When kallikrein finds a kininogen, it cuts off the extra piece to release bradykinin. Bradykinin is a kinin and is ready to act on the body.

Bradykinin has several functions in the body. It contributes to contractility of duodenum, ileum and cecum. In the lungs, it can cause chloride secretion and bronchoconstriction. It can cause smooth muscle contraction in the uterus, bladder and vas deferens. It contributes to rheumatoid arthritis, inflammation, pain sensation and hyperalgesia. It also induces cell proliferation, collagen synthesis, and release of nitric oxide, prostacyclin, TNF-a and interleukins. It can also cause release of glutamate by nerve cells. Glutamate has a variety of actions in the body and excessive release can cause epileptic seizures, ALS, lathyrism, autism and stroke.

Bradykinin acts on the endothelium, the cells that line the inner surface of blood and lymphatic vessels, to cause the blood vessels to dilate. This decreases blood pressure. It also regulates sodium excretion from the kidneys, which can further decrease blood pressure. Kininogen levels are reduced in hypertensive patients. Kinins, including bradykinin, oppose the action of angiotensin II, a hypertensive agent.

So how are mast cells related to this system? A couple of ways. The first way is that they release kininogenases and bradykinin. Tryptase can actually behave as a kininogenase. The second way is by being the exclusive producers of heparin.

As I mentioned above, Factor XII needs to change to Factor XIIa to initiate the formation of bradykinin. It does this when it contacts a negatively charged surface. In the lab, you can use a surface like glass for this. But in the body, it often happens on the surfaces of large, negatively charged proteins like heparin. (Side note: Factor XII is part of the clotting cascade. It can be activated by medical devices like PICC lines and that is why they carry a risk of clot formation.) So by releasing heparin, mast cells cause the formation of bradykinin. When the mast cells release heparin in inappropriate amounts, too much bradykinin is formed.
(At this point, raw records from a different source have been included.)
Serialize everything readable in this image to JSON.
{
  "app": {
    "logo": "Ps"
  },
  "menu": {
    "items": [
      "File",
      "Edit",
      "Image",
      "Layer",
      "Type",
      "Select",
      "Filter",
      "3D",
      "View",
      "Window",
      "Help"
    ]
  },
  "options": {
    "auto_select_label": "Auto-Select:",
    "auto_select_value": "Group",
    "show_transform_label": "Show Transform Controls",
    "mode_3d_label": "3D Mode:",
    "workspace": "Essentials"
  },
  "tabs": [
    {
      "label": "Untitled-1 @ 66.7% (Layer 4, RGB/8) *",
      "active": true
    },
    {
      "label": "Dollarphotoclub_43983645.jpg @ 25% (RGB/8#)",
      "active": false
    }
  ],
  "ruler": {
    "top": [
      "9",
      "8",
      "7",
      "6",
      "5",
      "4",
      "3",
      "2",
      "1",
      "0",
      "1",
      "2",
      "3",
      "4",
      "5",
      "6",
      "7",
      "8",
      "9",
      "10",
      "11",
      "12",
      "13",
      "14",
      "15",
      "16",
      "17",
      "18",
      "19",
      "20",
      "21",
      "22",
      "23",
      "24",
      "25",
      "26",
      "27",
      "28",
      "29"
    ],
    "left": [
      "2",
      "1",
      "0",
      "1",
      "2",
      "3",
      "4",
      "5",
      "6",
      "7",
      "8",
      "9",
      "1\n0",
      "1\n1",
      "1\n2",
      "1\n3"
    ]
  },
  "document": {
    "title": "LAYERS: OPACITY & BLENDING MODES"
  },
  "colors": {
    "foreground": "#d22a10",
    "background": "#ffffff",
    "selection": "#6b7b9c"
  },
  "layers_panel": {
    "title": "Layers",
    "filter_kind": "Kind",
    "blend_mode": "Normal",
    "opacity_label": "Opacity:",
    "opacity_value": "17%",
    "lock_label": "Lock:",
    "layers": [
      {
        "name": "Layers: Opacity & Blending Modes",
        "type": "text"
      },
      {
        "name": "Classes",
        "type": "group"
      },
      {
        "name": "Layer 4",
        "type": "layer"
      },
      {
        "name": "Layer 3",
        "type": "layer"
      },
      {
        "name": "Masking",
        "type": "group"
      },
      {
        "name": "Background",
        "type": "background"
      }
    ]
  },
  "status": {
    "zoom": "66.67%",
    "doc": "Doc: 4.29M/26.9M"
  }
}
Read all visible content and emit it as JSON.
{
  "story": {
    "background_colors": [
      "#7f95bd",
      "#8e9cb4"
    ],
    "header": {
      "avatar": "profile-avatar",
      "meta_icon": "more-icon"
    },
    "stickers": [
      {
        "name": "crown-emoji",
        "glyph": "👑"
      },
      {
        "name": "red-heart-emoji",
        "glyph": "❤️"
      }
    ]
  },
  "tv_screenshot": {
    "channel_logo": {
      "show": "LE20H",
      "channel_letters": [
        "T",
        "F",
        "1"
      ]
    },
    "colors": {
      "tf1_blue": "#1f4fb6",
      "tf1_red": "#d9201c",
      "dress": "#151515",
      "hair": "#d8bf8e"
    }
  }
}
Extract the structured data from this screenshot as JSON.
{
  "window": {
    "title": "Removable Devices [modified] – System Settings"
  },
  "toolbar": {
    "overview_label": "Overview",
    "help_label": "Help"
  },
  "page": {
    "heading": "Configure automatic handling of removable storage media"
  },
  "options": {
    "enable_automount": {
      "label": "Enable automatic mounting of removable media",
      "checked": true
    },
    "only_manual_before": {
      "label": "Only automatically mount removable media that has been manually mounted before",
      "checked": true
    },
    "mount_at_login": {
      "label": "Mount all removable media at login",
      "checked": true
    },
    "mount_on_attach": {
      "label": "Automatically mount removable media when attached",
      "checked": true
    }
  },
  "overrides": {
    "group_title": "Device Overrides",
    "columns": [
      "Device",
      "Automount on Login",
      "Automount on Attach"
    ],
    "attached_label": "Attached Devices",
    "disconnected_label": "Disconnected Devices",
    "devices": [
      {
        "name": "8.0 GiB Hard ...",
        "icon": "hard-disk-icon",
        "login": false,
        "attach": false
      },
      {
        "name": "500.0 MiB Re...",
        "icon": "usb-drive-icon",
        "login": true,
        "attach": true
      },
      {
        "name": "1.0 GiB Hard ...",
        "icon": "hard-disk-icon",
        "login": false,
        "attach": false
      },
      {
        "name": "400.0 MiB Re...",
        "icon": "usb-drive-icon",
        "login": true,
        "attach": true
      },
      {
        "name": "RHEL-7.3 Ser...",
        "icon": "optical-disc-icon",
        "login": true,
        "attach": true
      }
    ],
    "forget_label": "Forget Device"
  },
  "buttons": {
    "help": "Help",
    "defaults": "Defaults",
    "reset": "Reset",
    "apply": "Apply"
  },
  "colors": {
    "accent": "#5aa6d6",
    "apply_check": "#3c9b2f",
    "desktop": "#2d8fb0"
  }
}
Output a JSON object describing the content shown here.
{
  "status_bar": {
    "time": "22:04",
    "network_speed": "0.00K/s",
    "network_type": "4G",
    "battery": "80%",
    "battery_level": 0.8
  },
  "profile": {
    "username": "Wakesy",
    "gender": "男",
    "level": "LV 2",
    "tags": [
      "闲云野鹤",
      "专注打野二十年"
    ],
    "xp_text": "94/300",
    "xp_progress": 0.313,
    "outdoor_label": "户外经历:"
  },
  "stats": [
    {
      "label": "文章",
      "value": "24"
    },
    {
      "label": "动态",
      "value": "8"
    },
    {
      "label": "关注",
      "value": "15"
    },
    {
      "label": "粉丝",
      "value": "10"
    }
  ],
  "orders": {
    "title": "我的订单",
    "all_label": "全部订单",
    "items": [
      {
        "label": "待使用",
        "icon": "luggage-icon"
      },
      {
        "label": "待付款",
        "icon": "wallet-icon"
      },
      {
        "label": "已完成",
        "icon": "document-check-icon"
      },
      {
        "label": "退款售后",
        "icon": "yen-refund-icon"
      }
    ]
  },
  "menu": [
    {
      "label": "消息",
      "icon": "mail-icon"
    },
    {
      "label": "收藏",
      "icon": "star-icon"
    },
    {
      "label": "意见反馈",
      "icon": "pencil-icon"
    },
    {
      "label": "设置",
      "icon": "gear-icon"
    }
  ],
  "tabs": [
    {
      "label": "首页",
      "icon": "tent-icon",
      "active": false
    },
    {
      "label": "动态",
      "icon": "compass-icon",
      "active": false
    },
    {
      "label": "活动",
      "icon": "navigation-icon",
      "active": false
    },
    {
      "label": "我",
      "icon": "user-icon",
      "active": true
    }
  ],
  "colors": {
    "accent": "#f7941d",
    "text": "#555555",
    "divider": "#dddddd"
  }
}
Overproduction of bradykinin is one of the principal causes of angioedema. In hereditary angioedema, the body is deficient in a component that regulates bradykinin. One of the reasons that physical trauma can cause mast cell degranulation is because it causes formation of bradykinin. Bradykinin in turn causes mast cell degranulation with release of histamine and serotonin, among other contents.

Bradykinin antagonists are being researched as possible therapies for hereditary angioedema. Icatibant is one such medication. Bromelain, found in the stems and leaves of pineapples, are known to suppress swelling caused by bradykinin. Aloe and polyphenols, like those in green tea, are also known to suppress bradykinin activity.

References:

Kaplan AP, Ghebrehiwet B. The plasma bradykinin-forming pathways and its interrelationships with complement. Mol Immunol. 2010 Aug; 47(13):2161-9

Oschatz C, et al. Mast cells increase vascular permeability by heparin-initiated bradykinin formation in vivo. Immunity. 2011 Feb 25; 34(2):258-68.

 

Brunnée T, et al. Mast cell derived heparin activates the contact system: a link to kinin generation in allergic reactions. Clin Exp Allergy. 1997 Jun;27(6):653-63.